Im vergangenen Jahr haben so viele Menschen die katholische Kirche im Ruhrgebiet verlassen wie zuletzt im Jahr 2000. Dies geht aus der kirchlichen Jahresstatistik für das Ruhrbistum hervor, die gestern veröffentlicht wurde.
Danach sank die Mitgliederzahl der Gemeinden an Rhein, Ruhr und Lenne um 13.565 auf 830.623 Katholiken. Neben einem deutlichen Überhang an Sterbefällen gegenüber Taufen sowie mehr Fort- als Zuzügen sind für diesen Rückgang laut Bistum auch 5405 Kirchenaustritte maßgeblich. Die Austrittszahlen lagen damit um 1981 höher als im Vorjahr. „Diese Bilanz schmerzt uns sehr“, sagte der Generalvikar des Bistums Essen, Klaus Pfeffer, gestern zur neuen Jahresstatistik: „Jeder einzelne, der unserer Kirche den Rücken kehrt, ist ein trauriger Verlust für unsere Glaubensgemeinschaft.“
Den deutlichen Anstieg der Austrittszahlen führt der Generalvikar unter anderem auf die intensiven Diskussionen um den Bau der Bischofsresidenz in Limburg und die Personalie des dortigen Bischofs Franz-Peter Tebartz-van Elst zurück: „Dadurch ist viel Vertrauen verloren gegangen.“ In diesem „Sog der bundesweiten Debatte“ habe es dem Bistum Essen laut Generalvikar Pfeffer zunächst wenig genutzt, mit den eigenen Finanzen schon seit längerem ausgesprochen transparent umzugehen und auch das Vermögen des viel diskutierten Bischöflichen Stuhls umgehend veröffentlicht zu haben.

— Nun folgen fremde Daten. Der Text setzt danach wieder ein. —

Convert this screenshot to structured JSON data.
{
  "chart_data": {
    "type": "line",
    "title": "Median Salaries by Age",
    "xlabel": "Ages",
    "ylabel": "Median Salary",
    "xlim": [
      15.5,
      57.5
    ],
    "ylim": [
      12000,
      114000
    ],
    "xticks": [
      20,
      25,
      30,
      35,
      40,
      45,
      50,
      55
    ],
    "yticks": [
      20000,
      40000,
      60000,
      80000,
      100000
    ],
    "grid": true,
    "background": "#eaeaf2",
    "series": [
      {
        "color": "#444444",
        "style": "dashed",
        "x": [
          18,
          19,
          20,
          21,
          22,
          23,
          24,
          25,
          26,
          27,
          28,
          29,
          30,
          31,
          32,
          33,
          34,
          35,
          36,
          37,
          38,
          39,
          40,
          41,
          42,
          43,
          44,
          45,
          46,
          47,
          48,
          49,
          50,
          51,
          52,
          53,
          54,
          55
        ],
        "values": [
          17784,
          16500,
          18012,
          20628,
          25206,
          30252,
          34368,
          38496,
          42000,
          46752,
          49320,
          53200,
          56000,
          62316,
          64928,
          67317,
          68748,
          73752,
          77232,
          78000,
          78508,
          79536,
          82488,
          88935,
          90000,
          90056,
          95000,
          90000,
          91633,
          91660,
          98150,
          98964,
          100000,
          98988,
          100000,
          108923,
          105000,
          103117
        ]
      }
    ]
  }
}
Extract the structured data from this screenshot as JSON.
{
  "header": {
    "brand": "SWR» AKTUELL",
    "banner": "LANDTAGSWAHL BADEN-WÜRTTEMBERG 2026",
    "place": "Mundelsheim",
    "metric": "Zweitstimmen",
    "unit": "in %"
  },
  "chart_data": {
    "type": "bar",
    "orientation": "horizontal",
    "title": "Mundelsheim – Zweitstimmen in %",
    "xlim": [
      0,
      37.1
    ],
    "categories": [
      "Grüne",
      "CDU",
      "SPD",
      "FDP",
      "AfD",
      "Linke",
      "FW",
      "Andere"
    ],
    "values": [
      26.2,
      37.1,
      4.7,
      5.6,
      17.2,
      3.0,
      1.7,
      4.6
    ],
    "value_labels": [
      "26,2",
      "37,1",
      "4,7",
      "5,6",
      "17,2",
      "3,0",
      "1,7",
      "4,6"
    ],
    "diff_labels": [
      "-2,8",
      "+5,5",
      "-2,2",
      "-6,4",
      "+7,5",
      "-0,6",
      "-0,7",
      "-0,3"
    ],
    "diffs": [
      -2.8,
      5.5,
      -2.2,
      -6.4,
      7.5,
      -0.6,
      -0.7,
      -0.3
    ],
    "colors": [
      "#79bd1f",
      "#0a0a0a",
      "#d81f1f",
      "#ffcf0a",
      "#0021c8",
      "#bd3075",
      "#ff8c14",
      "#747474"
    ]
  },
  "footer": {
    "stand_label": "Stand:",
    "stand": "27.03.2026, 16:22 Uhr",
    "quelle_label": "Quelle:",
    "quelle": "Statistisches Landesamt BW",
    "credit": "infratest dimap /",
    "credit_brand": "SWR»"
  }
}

Zudem führt Pfeffer einen Teil der Kirchenaustritte auch auf jene Verunsicherung zurück, die mit der Umstellung beim Einzug der Kirchensteuer auf Kapitalerträge eingetreten sei. Womöglich habe manch einer diese Verfahrensänderung für die Einführung einer neuen Steuer gehalten – und deshalb den Entschluss zum Kirchenaustritt gefasst.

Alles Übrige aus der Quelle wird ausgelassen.